England: 1 (Lescott)
Australia: 1 (Cahill)
Brazil: 2 (Robinho, Jo)
Czech Republic: 1 (Cech)
France: 1 (Faubert)
Portugal: 1 (Nani)
Slovakia: 1 (Skrtel)
South Africa: 1 (Mokoena)
Trinidad and Tobago: 1 (Scotland)
Ukraine: 1 (Voronin)
Based on the selection, and despite the general consensus that the Premier League is very much foreign dominated, it can be seen that many of the biggest flops are also from overseas. It's noteworthy that the XI includes just the one Englishman, the rest foreigners, all of whom have spent over a season in the league. Brazil - universally regarded as the home of the best footballers in the world - have the dubious honour of being the only nation with two players in the XI.
Chelsea: 1 (Cech)
Everton: 2 (Cahill, Jo)
Liverpool: 2 (Skrtel, Voronin)
Manchester City: 2 (Lescott, Robinho)
Manchester United: 1 (Nani)
Portsmouth: 1 (Mokoena)
West Ham: 1 (Faubert)
Wigan Athletic: 1 (Scotland)
Of the Big Four, only Arsenal are not represented in the worst XI. Liverpool provide two players (along with neighbours Everton, in what has been a miserable first half of the season on Merseyside), while Manchester United and Chelsea contributed a name apiece, though they have been able to work well around their minor weaknesses.
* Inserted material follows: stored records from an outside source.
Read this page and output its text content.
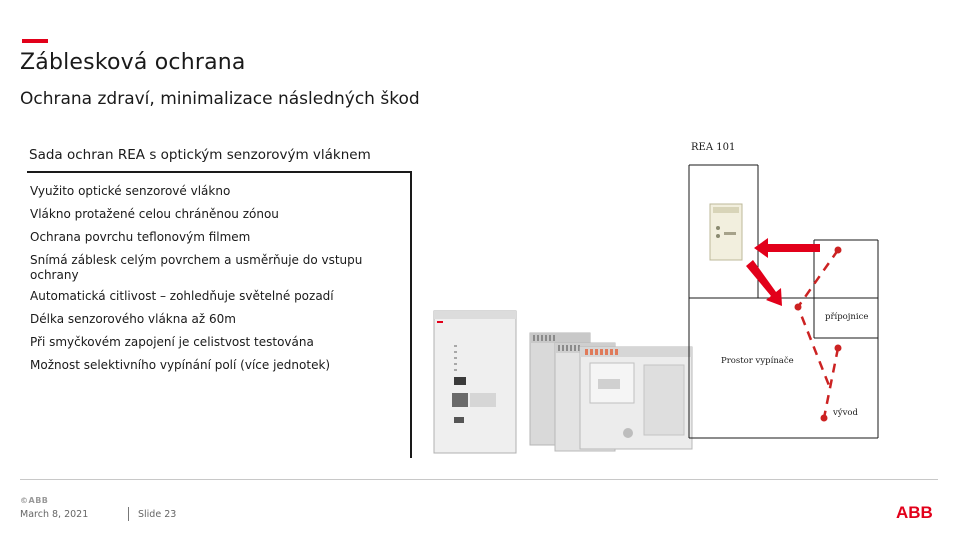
Záblesková ochrana
Ochrana zdraví, minimalizace následných škod
Sada ochran REA s optickým senzorovým vláknem
Využito optické senzorové vlákno
Vlákno protažené celou chráněnou zónou
Ochrana povrchu teflonovým filmem
Snímá záblesk celým povrchem a usměrňuje do vstupu ochrany
Automatická citlivost – zohledňuje světelné pozadí
Délka senzorového vlákna až 60m
Při smyčkovém zapojení je celistvost testována
Možnost selektivního vypínání polí (více jednotek)
REA 101
přípojnice
Prostor vypínače
vývod
©ABB
March 8, 2021	Slide 23	ABB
The other clubs are all struggling near the bottom of the table. But for each player, it is a case of them failing to meet expectations, whatever those may have been.
The average age of the worst XI falls just below that of the best, at 26.73 (both rounding to the closest figure of 27). The story is told differently here, however, as what is more apparent is that there are more underachieving players in their prime, while the best XI had players who were in their early 20s, and indeed more who were 30 or over. Jo is the team's youngest at 22, while Jason Scotland is the oldest of three 30-year-olds.